Anidaba la esperanza en mi interior desde hacia tanto… Luego miré hacia el
cielo, miré hacia el sol y reí a carcajadas. Tomé conciencia de que ya no sería
vencido.
7
Tanta
hambre y tanta sed… La sombra de los buitres me protegía del sol. Mis huellas
eran tragadas por la arena ardiente. Nadie me seguiría la pista. Nadie se
acordaría de mí. Nadie lloraría mis huesos. Quise decir las palabras justas
para acabar siendo silencio.
8
Lejos
del ruido y más lejos todavía de la ciudad, el viaje sepultó mi identidad
primera. Ni siquiera recordaba a los poetas hiperviolentos. Deambulé por el
desierto perdido y desorientado, con sed, con hambre y con todo el dolor del
mundo a mis espaldas. Un paso y luego otro, esa era mi única manera de medir el
tiempo. Miré mis manos y estaban vacías.
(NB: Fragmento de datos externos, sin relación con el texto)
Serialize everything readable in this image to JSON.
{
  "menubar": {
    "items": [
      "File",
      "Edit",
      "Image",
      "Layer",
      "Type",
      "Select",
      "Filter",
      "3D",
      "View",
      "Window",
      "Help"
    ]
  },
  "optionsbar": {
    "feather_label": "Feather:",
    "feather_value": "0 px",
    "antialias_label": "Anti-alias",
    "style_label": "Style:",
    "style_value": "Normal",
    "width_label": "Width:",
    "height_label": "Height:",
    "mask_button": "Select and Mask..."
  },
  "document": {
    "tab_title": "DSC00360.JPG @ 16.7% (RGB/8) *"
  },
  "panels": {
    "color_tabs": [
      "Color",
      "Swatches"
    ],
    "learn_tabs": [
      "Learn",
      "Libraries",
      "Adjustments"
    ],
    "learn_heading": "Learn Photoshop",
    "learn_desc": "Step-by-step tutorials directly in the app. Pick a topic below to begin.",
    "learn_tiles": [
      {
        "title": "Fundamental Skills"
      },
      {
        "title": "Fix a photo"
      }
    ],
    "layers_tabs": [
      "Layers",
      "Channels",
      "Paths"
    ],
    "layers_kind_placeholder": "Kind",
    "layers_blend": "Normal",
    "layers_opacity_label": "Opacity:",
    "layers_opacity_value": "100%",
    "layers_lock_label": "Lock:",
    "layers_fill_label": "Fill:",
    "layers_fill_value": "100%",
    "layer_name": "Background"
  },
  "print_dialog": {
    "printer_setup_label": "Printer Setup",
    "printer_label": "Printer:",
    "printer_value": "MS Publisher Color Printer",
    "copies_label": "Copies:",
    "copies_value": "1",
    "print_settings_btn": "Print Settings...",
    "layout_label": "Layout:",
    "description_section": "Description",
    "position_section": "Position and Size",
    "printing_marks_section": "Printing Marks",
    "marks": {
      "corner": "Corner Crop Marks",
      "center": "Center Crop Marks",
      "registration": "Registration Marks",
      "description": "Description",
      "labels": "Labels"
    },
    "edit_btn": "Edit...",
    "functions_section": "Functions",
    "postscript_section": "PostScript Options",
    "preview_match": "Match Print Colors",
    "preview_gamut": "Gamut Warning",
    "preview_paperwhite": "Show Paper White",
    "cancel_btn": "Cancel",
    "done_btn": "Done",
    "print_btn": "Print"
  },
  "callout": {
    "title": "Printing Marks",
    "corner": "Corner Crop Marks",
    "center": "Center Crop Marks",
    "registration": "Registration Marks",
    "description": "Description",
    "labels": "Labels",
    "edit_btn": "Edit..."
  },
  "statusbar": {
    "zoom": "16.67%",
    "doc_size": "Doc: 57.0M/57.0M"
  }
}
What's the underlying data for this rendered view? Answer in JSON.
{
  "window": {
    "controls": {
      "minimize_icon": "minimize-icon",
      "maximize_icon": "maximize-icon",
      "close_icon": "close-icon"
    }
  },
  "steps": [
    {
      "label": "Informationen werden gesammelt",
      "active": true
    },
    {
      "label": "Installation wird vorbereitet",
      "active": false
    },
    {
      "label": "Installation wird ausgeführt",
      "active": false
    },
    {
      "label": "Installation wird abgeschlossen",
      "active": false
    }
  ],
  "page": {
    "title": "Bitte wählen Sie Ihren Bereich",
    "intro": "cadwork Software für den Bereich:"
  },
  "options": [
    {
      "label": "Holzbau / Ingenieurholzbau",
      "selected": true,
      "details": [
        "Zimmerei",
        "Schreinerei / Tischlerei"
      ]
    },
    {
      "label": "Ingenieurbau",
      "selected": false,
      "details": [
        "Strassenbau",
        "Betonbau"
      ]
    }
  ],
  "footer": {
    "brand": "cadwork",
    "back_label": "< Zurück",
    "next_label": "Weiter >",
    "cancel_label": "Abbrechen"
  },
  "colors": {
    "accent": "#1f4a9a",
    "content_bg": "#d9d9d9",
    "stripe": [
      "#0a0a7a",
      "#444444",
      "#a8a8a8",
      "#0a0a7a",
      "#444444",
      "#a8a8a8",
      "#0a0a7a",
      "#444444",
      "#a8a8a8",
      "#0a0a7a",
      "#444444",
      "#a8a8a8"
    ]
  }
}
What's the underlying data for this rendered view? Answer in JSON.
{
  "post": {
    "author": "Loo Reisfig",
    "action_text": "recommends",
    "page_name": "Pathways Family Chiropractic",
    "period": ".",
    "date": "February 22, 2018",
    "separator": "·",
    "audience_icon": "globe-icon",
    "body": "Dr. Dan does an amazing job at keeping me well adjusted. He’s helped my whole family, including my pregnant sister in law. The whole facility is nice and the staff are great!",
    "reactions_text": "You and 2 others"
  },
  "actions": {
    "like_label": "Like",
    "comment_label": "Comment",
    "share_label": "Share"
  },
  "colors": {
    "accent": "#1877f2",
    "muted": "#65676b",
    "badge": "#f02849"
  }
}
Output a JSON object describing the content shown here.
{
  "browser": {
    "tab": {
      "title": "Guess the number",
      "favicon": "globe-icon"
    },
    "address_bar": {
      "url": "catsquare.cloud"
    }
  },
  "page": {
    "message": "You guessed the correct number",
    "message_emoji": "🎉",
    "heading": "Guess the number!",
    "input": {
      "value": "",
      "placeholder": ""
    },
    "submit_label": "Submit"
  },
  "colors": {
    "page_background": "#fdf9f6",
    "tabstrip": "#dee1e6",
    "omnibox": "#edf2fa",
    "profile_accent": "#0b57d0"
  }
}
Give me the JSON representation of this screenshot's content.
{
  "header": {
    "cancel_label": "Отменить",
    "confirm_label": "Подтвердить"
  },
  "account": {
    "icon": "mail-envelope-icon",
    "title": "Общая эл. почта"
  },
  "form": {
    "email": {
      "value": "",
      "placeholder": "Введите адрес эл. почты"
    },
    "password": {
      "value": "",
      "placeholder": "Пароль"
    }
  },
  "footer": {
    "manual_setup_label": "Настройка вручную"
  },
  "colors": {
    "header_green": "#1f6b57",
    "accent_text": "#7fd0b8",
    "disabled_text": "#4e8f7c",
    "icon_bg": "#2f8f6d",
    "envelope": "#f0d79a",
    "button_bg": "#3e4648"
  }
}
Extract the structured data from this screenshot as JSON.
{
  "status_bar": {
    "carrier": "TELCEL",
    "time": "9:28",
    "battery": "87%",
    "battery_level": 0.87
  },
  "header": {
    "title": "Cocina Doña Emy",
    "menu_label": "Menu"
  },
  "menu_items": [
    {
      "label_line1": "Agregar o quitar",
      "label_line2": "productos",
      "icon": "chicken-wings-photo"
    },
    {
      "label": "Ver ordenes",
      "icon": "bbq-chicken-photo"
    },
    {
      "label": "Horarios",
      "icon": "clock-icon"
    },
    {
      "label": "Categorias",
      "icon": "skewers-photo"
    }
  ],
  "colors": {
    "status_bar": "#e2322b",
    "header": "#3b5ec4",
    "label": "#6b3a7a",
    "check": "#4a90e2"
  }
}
Quien conoce la verdad, no desespera
ni se vuelve loco.
9
Poco a
poco el dominio del silencio se fue imponiendo. Y la tormenta fue menguando.
Llegué a la cima de una duna y contemplé extasiado el paisaje de un oasis
próximo. Supe que allí acabaría mis días.
10
Entonces recordé aquella palabra clavada en el suelo de la tierra
seca. La risa acudió a mi rostro como una brisa fresca, que calma el
sufrimiento y aplaca la angustia. Luego recordé el camino, la largura del
suplicio, y supe que nada había sido en vano. Ante mí se abría un futuro
limpio, en una tierra libre fuera de los mapas; donde viviría siempre.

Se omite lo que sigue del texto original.